Kieran’s Our City, Our Town Article,
Cork Independent, 15 June 2017
The Wheels of 1917: The Complexities of the Cork Union House
The history of the Cork Union workhouse on Douglas Road is well documented (now the site of St Finbarr’s Hospital). The archives of the Cork Board of Guardians in Cork City and County archives are extensive, and include a large numbers of minute books, that record the proceedings of the Board’s meetings, 1841 – 1924. Many subjects are recorded in the minute books, such as the ongoing struggle to both fund, staff and manage the workhouse and related services, attitudes to poverty, developments in public health provision, and the care of the infirm, the destitute, children, and the mentally ill. Such subjects are also fleshed out and debated in Cork newspapers of the day, such as the Cork Examiner, which published the minutes of meetings as far back as 1841.
Continuing the thread of exploring life in Cork one hundred years ago, like many other institutions in the city, the year 1917 for the Cork Union House coincided with continued cuts to service provision due the ongoing war. The old workhouse site provided an array of public services from accommodation, food, schools and hospitals. By 1917 the term workhouse had been renamed Cork District Hospital. At a special meeting of the Board of Guardians on 15 January 1917 salaries and cutbacks were outlined. There were men in their employment who were working for less than labourer wages. Urgent repairs were only to be pursued. The price of food was at such a level that a further increase made securing such goods prohibitive for relief. In January 1917, the provision of tobacco or snuff was to be minimised. It was proposed that milk be substituted for eggs. The consumption of coal in the institution was deemed too high with the cost in the summer the same as in winter. The butter bill was an enormous one. Other public boards had substituted margarine. As to the scarcity of sugar, they proposed to utilise condensed milk to sweeten teas. Attention was brought to the question of the three distinct lines of telephones in the institution– and that one ought to be suffice.
At the meeting of the Visiting Committee on 2 May 1917 officials spoke about being refused a war bonus because they were receiving rations. The meeting saw further cuts in rations. Unmarrried officials were to be cut but the difference made up in cash to them. Two shillings per week more were paid to dispensary porters. At 16 May meeting, the engineer’s report, which was read, highlighted that the cost of building materials had increased fifty per cent and timber was coming in 100 per cent dearer. It was impossible to fully carry out the ordinary repair work needed with a small staff contingent of seven painters and two masons.
In mid-May, the figures in the media revealed a large operation programme and the debate at meetings gives insights into the scope of the Union House and its complex. There were 1,450 people in the House (102 less than the figure for 1916).

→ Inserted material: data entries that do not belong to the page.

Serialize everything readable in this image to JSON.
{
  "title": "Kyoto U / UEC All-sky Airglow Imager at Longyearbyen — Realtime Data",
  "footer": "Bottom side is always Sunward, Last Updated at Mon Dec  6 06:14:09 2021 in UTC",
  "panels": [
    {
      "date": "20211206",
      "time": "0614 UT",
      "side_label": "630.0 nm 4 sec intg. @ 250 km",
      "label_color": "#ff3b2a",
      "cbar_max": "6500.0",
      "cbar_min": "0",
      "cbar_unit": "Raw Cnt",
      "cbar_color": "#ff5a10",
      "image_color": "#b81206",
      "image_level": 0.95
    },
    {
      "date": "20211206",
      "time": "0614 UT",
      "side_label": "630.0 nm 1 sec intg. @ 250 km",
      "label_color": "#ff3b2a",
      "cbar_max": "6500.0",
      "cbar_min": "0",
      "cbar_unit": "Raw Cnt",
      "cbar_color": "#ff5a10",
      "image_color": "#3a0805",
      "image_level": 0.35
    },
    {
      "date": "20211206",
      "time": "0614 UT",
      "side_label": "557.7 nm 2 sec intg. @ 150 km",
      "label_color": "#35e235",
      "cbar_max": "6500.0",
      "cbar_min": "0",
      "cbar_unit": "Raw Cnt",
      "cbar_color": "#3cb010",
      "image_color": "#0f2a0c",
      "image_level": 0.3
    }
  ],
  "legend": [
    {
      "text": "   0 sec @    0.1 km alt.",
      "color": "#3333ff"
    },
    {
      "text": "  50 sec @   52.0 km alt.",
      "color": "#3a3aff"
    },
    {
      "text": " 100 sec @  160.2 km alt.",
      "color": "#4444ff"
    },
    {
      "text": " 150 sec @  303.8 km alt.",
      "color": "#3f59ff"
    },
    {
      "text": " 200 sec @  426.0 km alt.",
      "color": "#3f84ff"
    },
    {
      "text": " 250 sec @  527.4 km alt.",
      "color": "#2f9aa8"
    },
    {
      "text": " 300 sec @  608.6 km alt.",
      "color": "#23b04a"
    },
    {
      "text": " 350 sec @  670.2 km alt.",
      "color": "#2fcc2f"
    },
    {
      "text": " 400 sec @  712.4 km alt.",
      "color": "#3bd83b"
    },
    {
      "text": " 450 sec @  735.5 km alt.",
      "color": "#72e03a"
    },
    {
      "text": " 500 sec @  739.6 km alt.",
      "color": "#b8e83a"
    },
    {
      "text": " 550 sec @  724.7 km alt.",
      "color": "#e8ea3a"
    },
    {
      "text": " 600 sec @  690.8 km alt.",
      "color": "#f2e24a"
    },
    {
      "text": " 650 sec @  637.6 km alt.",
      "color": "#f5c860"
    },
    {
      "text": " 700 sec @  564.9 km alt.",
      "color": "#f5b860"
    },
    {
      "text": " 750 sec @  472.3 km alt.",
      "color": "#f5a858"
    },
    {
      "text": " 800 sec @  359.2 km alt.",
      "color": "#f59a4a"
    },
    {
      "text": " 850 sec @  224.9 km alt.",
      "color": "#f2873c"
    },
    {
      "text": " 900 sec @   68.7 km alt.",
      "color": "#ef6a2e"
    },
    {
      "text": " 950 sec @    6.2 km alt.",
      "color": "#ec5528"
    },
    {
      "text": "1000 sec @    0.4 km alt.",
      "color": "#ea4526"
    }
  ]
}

In the hospital, there was 980 patients in the hospital (45 less than the figure for 1916). The deaths during the week ended 5 May amounted to ten. The numbers of persons in receipt of outdoor relief totalled 1925. The daily supply of milk required totalled 182 gallons. It was bought from two sources – Mrs Hannah Forrest of Clogheen and Mr F Bradley of Carrigrohane. The tender of James Murphy of Nicholas’ Well for ten pigs at £112 was accepted. The wages of the bakers in the house were increased to the standard operating in the city, as were those of the carpenters and the fireman of the house. At the mid May committee meeting, the Ladies Boarding Committee was proposed to be dissolved – it had been established 30 years ago for the specific purpose of looking after young women with regards to giving them access to the site and improving their health.
At the Board of Guardians meeting on 29 June 1917, complaints were read from the Federation of Trade Unions of Cork and District Health Insurance Society as to two of its members and the treatment they received as patients. It was acknowledged that there was a prolonged delay at the porter’s lodge with formalities and restrictions. A custom existed that all patients had to undress at the lodge All no matter what they were suffering from were to seen by the medical officers. Deputy attendants was deemed not conducive to the sympathetic treatment of patients in the hospital. The shortcut solution for many years was to propose the appointment of paid attendants but the expenditure was high so probationer nurses were appointed.
At a Board of Guardians meeting on 21 September 1917, further insights are revealed. The Clerk of the Cork Union was manager of the schools – the number of girls in the female school was 51 whilst the teachers numbered 5. In the boy’s school there were 41 pupils and 3 teachers. In the Fever Hospital, there were three nuns, two probationers by day and one night nurse, and one paid wardsmaid and one inmate. There was a six-month fever course in the Cork District Hospital. Dr D Horgan of 11 Sydney Place, Cork was appointed eye specialist.